If you are here to get rich overnight, the article is not for you. But, if you are looking to learn the art of investing and make a fortune in long term, you are at the right place.
These are 5 factors because of which, retail category loose money.
Incomplete or no research: Most of the traders in the category, take a position either on friends and family recommendations or news. A complete holistic research is needed to take any position in the stock market. Most of the traders are working in some or the other place and do not spend enough time before taking a position in the markets.
Lack of Discipline: A trader needs to keep aside emotions when trading. But we are humans and this is difficult, so we involve our emotions with our positions and do not book loss at right time and maybe book gains early or give in on greed and do not book profits at right time.
Flow of information: It is very important to understand that this category of traders gets the information last and is the last one to enter and last one to exit. Hence, these traders can’t beat institutional traders in terms of returns.
Buying in FOMO: There is a very famous saying “Be greedy when others are fearful and fearful when others are greedy” but often retail investors and traders fall into the FOMO trap and buy stocks that is rallying and sell good stocks on a noisy news.
Unrealistic expectations: There are no shortcuts to success, people start trading with an unrealistic expectation of getting wealthy very fast and start buying options or do margin trading. This is a beautiful opportunity for big whales to eat small fishes.
What should you do:
If you think you can’t devote your majority of time in markets, outsource the work to experts.

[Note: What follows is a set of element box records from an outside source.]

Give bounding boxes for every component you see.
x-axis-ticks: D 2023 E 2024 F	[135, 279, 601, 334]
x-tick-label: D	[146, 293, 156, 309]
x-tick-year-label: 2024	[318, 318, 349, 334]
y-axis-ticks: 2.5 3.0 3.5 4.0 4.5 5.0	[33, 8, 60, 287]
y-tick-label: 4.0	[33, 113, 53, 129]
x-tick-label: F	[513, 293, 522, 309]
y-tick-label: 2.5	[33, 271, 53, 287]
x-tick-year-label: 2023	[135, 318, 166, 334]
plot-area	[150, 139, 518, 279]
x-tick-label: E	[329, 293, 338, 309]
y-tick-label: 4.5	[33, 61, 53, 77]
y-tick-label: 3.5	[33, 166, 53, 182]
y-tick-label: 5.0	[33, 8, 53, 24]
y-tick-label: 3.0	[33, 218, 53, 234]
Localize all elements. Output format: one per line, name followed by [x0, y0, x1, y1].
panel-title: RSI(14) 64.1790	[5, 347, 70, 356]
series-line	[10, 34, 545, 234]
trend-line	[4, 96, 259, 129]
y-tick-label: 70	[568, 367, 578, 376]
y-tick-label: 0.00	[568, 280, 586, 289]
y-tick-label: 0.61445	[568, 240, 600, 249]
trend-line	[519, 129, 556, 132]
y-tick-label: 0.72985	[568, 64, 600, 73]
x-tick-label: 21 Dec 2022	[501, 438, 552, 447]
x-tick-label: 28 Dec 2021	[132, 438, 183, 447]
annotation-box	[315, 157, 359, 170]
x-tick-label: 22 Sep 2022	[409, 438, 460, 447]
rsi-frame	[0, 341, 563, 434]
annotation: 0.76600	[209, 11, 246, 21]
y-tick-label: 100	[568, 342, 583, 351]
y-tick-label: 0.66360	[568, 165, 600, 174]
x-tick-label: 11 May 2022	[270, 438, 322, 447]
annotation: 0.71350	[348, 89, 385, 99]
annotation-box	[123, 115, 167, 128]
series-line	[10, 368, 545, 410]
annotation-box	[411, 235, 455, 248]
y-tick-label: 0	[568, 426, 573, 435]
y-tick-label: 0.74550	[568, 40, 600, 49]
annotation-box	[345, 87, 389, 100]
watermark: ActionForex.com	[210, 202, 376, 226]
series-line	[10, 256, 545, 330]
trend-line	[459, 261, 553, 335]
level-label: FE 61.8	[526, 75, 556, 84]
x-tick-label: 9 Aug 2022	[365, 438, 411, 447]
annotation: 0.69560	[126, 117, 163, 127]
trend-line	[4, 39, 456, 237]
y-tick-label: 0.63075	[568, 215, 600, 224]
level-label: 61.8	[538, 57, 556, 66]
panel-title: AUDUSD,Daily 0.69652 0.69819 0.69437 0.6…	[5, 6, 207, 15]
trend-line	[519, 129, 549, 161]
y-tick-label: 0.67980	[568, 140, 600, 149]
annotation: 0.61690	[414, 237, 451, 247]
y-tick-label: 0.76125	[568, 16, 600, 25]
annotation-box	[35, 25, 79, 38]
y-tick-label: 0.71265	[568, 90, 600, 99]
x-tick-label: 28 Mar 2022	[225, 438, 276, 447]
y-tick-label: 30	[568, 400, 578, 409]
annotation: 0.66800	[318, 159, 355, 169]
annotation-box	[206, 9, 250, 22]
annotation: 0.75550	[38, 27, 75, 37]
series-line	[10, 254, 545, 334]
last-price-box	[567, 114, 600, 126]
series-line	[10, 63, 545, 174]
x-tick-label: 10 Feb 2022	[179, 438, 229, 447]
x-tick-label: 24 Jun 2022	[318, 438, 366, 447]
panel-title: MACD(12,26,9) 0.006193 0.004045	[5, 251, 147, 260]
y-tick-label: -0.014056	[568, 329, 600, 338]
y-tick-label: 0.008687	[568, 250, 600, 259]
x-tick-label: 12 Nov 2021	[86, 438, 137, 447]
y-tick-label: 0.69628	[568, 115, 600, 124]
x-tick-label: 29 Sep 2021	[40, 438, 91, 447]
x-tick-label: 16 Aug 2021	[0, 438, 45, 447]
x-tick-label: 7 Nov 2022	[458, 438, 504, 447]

Invest in right mutual funds, start SIP and do it religiously. The best investment is investing in yourself. Find your core expertise and try to grow in your field and invest surplus amount you make through this growth.
Does this means you should not trade? Nope, if you have savings, don’t miss fundamentally strong stocks when these are available for cheap. There are certain events where good stocks price take a hit, not because of its core business operations but because of short term problems. This is a good opportunity to take position in these stocks and go for swing trading.
Ending with a thought: 1.12^38 > (1.5)^27 * (0.5)^11
Which means the fund manager clocking consistent nominal returns for 38 years will outperform another fund manager having high volatile returns with equal positive and negative bias and 70% win rate. Hence, consistency and discipline is the key to build wealth.